SEBELAS

152 7 7
                                    

"Semesta itu maunya kita sama terus tapi kita bukan tali nyambung yang dalam satu garis dipertemukan tapi bukan untuk disatukan."

- Yang Berharap Jadi Jodohmu

*****

Langit biru di atas awan terlihat ceria. Segerombolan anak SMA yang rencana tadi katanya mau ngopi sebentar dulu ke kafe malah berujung nongkrong di depan comberan dekat jembatan jalan raya sekolah mereka.

Melodi sudah uring-uringan pengen pulang tapi Samuel kekeh menahan Melodi. Iqbaal sedang ngadem di bawah pohon yang berjarak satu meter sembari mengemut permen kojek dan bermain ponselnya.

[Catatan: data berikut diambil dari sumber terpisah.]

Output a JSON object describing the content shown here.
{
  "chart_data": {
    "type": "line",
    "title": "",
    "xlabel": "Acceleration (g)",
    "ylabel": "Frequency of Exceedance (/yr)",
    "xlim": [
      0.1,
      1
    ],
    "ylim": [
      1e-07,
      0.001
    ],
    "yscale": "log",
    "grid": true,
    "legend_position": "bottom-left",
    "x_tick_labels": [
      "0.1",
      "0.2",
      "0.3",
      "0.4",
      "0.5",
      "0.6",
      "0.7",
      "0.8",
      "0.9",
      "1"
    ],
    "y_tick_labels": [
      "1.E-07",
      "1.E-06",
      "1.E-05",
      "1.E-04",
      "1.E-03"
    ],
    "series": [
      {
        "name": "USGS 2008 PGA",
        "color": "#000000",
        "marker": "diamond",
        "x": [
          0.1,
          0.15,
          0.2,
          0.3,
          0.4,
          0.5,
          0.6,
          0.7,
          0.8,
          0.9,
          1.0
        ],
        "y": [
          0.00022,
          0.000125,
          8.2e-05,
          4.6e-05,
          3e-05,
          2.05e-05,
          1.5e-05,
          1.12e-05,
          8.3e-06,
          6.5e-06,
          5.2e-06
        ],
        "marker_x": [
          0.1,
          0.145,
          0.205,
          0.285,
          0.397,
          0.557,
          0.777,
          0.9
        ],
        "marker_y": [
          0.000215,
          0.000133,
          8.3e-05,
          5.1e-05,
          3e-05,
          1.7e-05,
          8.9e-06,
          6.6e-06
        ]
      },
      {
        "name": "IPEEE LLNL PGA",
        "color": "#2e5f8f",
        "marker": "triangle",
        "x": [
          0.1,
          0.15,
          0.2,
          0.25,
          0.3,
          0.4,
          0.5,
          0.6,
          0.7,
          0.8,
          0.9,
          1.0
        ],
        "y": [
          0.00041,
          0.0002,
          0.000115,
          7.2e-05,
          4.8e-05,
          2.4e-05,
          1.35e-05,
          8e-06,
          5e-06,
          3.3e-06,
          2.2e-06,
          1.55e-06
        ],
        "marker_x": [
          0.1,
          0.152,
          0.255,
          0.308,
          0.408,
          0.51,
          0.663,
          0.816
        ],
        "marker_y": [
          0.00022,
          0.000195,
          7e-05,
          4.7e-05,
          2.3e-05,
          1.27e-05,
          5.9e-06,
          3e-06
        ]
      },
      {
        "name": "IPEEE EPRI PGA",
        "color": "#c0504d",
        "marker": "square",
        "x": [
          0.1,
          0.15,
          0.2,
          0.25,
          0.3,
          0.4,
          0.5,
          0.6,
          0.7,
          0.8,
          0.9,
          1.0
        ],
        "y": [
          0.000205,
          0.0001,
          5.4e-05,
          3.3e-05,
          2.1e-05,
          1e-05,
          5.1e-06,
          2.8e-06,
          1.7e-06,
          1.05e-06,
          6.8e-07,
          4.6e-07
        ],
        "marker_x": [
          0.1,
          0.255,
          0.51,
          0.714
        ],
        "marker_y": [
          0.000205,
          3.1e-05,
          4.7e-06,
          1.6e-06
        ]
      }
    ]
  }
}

Lalu Bagas sedang duduk agak menjauh karena sedang vidio call sama Ashila. Ashila tidak ikut karena gak enak sama temannya yang memutuskan ingin pergi ke tempat yang sedang hits.

Sementara Raya?

Dia hanya menjadi penonton setia drama antara Samuel dan Melodi. Raya sedari tadi hanya diam, ingin pergi tapi gak enak nanti di kiranya gimana-gimana. Rencana mau ke warung beli permen karet pesenan Iqbaal sekalian cari udara segar tapi lagi males jalan.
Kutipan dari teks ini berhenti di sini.